Is there an abelian group $$G$$ for which the largest divisible subgroup of $$G$$ (given by the sum of all divisible subgroups) is not the intersection of all subgroups of the form $$nG$$ over the positive integers $$n$$?

Note that if $$ny=x \in G$$, then for any positive integer $$m$$, if $$z \in G$$ and $$nmz=x$$, then of course $$nmz=ny$$, but one cannot in general "cancel" the $$n$$ to get $$mz=y$$. Cancellation is possible only if one knows that $$0$$ is the only element of $$G$$ whose order divides $$n$$, which in particular holds if $$G$$ is torsionfree.

Let $$F = \bigoplus_{\Bbb N} \Bbb Z$$. Define $$H \leqslant F$$ by $$\langle e_1 - 2e_2, e_1 - 3e_3, \ldots \rangle$$.
Set $$G = F/H$$.
Then, $$\overline{e_1} \in nG$$ for all $$n \geqslant 1$$.

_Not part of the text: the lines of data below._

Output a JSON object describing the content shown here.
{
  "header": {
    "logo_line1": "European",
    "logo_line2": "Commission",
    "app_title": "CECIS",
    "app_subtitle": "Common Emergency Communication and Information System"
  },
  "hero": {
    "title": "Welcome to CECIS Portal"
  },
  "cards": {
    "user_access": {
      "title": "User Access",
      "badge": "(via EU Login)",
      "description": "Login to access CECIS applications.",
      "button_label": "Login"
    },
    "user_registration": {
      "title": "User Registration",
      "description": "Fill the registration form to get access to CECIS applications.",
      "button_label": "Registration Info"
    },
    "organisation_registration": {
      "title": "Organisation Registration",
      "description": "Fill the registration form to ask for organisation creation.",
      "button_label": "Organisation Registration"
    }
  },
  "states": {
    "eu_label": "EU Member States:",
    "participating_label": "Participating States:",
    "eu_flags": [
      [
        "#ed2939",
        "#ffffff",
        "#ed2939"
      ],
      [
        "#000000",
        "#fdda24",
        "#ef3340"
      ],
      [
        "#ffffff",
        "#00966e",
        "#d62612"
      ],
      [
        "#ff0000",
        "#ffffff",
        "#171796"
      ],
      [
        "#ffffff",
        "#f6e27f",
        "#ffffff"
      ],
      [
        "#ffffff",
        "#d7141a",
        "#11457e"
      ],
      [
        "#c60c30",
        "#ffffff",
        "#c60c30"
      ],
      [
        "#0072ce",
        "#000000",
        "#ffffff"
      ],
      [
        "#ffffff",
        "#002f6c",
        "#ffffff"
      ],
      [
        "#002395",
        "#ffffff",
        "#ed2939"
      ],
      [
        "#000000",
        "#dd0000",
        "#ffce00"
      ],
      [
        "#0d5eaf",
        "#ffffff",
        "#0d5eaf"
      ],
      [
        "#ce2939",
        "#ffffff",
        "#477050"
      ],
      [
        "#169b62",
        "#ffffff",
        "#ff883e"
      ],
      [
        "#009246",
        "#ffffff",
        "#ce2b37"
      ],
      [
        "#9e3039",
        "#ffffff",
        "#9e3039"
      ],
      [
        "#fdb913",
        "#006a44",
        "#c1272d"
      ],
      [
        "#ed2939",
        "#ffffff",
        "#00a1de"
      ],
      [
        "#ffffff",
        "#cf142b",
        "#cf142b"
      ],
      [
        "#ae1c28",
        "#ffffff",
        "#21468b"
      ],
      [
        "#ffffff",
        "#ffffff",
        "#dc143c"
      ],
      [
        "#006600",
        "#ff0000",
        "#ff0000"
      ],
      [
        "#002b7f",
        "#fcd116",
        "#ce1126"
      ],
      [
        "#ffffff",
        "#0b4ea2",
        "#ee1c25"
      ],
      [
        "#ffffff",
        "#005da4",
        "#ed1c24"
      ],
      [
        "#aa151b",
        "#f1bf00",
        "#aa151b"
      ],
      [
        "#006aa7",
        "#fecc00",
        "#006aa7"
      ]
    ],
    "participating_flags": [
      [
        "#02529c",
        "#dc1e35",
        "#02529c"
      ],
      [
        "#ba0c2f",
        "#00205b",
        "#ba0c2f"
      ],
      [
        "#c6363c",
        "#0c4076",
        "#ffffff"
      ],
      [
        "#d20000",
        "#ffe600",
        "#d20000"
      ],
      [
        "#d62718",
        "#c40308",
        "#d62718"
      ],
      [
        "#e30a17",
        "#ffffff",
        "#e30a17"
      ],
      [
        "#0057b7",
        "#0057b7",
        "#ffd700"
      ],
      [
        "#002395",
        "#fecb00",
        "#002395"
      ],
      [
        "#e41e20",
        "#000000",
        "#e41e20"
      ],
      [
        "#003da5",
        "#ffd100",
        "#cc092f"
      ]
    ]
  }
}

On the other hand, given any $$x \in F$$ with $$\overline{e_1} = 2 \overline{x}$$, there exists $$n \in \Bbb N$$ such that $$x \notin nG$$.
This shows that $$\overline{e_1}$$ cannot be in any divisible subgroup of $$G$$, even though it is in the intersection of all $$nG$$.